De igual opinión es Daniel Prieto-Alhambra, catedrático de Farmacoepidemiología de la Universidad de Oxford, que explica que para comparar porcentajes habría que hacer un estudio en el que los participantes recibiesen una u otra vacuna de forma aleatoria. Precisa el científico catalán en “La Vanguardia” que los ensayos clínicos fueron “realizados en regiones geográficas dispares, en momentos epidemiológicos distintos, y probablemente en poblaciones afectadas por variantes del virus diferentes”. Así, la de AstraZeneca fue probada en Brasil y Sudáfrica, donde ya circulaban variantes con cierta resistencia a las vacunas, así como en Reino Unido, donde proliferaba la variante inglesa, más transmisible.

Ha habido más diferencias: uno de los ensayos de la vacuna de AstraZeneca en Reino Unido utilizaba en el grupo de control una vacuna contra la meningitis en lugar del típico placebo de solución salina.

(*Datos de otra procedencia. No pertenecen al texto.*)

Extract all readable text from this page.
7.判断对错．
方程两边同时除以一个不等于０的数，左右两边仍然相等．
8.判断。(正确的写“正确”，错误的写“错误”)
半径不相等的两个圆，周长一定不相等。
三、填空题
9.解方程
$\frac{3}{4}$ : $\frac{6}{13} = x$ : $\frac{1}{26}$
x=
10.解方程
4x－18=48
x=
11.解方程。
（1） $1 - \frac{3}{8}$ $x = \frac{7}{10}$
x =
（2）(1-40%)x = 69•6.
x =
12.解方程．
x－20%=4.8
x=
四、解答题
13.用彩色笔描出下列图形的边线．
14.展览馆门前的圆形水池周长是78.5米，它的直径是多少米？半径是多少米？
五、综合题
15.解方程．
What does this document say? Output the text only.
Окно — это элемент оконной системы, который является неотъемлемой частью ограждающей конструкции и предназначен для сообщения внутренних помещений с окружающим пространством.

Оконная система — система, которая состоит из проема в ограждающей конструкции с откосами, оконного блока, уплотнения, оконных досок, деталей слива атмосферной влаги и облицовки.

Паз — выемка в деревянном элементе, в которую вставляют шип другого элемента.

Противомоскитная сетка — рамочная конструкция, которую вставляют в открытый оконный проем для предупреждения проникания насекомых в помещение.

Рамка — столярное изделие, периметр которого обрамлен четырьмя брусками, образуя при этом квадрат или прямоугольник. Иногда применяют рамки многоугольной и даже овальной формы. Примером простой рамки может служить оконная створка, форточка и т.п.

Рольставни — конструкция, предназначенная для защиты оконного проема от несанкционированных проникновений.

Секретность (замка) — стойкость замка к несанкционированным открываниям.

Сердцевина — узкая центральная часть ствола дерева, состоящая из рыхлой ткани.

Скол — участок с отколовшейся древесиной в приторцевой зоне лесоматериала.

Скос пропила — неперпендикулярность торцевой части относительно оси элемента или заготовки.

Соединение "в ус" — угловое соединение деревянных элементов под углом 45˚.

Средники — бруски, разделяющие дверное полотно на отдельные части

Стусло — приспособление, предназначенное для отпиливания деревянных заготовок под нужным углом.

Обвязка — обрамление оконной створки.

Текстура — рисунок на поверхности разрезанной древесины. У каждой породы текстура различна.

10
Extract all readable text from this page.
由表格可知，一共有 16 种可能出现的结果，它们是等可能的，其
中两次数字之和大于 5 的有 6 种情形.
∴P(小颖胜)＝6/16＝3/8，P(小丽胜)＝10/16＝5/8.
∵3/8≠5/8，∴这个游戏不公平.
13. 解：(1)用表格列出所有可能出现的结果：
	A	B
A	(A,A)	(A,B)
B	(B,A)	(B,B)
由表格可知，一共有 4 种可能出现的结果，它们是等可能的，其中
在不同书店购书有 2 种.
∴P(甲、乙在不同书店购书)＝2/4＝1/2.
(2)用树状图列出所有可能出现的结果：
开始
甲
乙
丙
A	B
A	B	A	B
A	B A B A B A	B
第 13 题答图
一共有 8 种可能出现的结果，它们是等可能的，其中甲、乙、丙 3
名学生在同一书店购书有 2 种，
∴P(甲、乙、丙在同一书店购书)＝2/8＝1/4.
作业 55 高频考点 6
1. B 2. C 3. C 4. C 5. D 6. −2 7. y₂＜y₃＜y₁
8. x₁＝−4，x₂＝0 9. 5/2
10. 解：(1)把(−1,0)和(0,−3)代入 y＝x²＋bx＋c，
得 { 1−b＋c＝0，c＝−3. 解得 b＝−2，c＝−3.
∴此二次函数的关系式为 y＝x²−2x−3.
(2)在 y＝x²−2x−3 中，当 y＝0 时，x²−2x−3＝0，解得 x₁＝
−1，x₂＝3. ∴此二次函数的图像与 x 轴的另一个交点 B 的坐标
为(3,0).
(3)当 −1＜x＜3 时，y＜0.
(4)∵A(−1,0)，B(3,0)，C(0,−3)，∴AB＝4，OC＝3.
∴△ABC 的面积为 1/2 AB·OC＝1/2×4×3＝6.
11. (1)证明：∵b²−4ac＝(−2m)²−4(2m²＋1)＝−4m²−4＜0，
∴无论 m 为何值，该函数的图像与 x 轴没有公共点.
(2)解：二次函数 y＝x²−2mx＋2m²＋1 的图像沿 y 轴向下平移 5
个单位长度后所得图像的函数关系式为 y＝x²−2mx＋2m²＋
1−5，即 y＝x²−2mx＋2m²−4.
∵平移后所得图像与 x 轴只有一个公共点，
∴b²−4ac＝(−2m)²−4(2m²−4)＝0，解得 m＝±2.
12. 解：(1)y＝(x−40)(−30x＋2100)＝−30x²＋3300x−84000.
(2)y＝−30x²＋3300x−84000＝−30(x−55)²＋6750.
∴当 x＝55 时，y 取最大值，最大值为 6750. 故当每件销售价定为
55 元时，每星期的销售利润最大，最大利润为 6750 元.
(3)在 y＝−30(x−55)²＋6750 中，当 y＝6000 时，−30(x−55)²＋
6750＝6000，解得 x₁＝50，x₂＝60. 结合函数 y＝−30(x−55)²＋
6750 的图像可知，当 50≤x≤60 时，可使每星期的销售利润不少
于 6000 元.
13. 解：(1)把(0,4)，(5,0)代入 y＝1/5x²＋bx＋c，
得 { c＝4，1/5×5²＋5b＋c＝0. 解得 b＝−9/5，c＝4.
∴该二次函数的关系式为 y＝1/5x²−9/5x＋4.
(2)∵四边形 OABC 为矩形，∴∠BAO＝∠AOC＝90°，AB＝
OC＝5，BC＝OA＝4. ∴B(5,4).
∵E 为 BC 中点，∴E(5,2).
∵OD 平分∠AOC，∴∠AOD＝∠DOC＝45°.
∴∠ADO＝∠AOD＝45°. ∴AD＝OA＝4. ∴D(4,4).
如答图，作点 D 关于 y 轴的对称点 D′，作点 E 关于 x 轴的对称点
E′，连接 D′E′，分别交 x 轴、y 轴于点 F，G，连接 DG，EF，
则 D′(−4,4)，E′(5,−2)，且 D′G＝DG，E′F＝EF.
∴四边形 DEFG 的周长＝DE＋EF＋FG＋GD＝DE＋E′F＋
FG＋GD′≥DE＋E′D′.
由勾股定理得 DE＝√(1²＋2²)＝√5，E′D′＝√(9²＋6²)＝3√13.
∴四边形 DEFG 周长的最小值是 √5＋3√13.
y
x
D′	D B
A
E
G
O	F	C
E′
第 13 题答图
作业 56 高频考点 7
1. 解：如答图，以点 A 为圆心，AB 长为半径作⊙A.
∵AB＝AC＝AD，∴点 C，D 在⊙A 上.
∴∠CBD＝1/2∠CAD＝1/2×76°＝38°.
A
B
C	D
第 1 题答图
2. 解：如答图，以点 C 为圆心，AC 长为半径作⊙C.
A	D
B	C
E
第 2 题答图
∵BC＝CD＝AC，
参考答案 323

Tenemos, pues, tres vacunas eficaces, seguras e incomparables. Y llegarán otras, como la de Johnson & Johnson y Novavax, fabricada en Galicia. Los expertos coinciden en que la mejor vacuna es, entre las opciones aprobadas, la que nos ofrezcan.

  • Pfizer-BioNTech

    Eficacia del 95% al evitar el COVID sintomático 7 días después de la 2ª dosis. Los ensayos clínicos fueron realizados principalmente en EE UU antes de la propagación de las variantes virales.

  • Moderna

    Eficacia del 94% al evitar el COVID sintomático 14 días después de la 2ª dosis. Los ensayos clínicos fueron realizados en EE UU antes de la propagación de las variantes virales.

  • AstraZeneca

    Eficacia del 82% al evitar el COVID sintomático 14 días después de la 2ª dosis. Ensayos en países con variantes virales resistentes, como Brasil y Sudáfrica.